What We’re Enjoying – Terra Nil

Published Categorised as What We're Enjoying
Terra Nil

Our head of Virtual Ops Faranae has been playing Terra Nil, a solarpunk video game, which was released on March 27.

Terra Nil is typically described as a “reverse city builder”, a solarpunk fantasy of post-apocalyptic creation. The goal is not to build a great metropolis, but rather to restore the Earth from the ravages of the anthropocene and leave it pristine. Each level in the campaign requires the player to first restore the soil and leech out toxins, then rebuild a healthy ecosystem before dismantling and recycling all the machinery used to achieve these aims. Some of these challenges are fairly straightforward, and translate from the city-building context to this one simply enough: every building has an area it effects, monorail systems for delivering coral to the ocean or transporting equipment, and various subgoals and feedback systems, mostly to do with weather and toxicity.
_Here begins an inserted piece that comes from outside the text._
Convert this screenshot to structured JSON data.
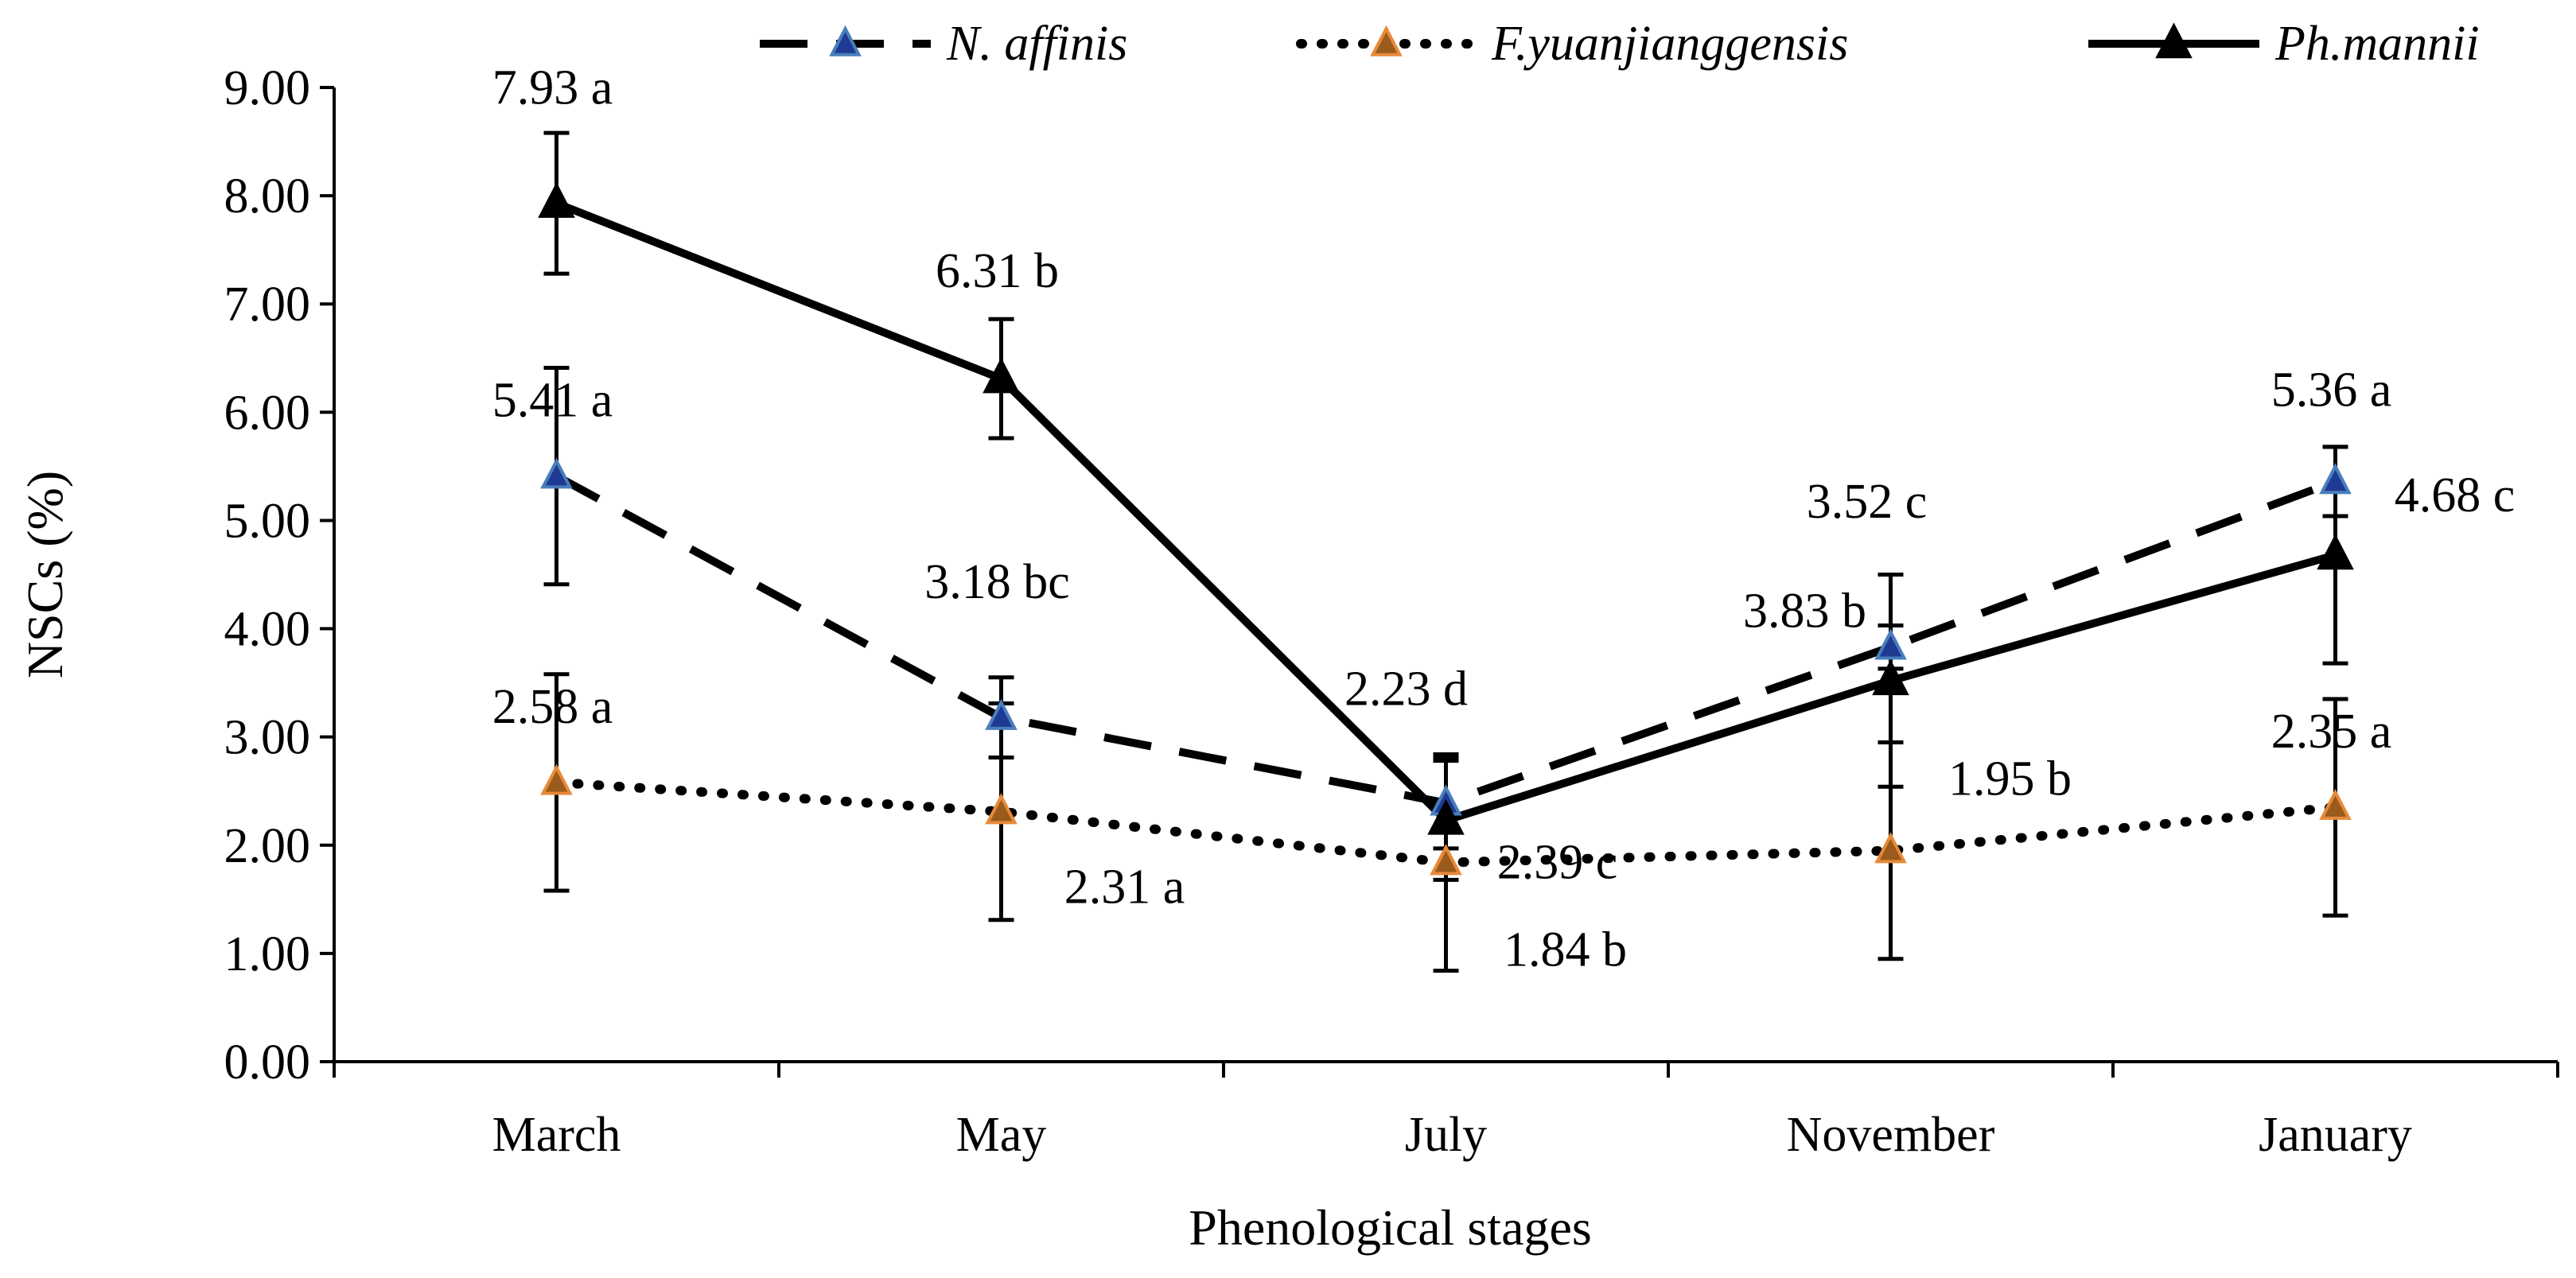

Later levels challenge the player to solve them in non-linear fashion, building equipment and then removing it to make room for entirely different kit. It’s not a particularly long game, although the maps are procedurally generated and there’s a zen mode that removes numerical information and permits freer play.

There’s something satisfying about sinking an hour into carefully manipulating a map so that you can finally get a humpback whale to live in that patch of ocean you had your eye on, well beyond the cheap dopamine of an achievement or crossed out task. The developers recognize this too, as when you’ve successfully completed a map, you can choose to enter an “appreciation” mode and run essentially a screensaver of views of the wildlife on your map. Most post-apocalyptic games revel in the misery of their settings. Terra Nil is hopepunk at its finest: even at what must seem the end of all things, we can make things better, if we only try.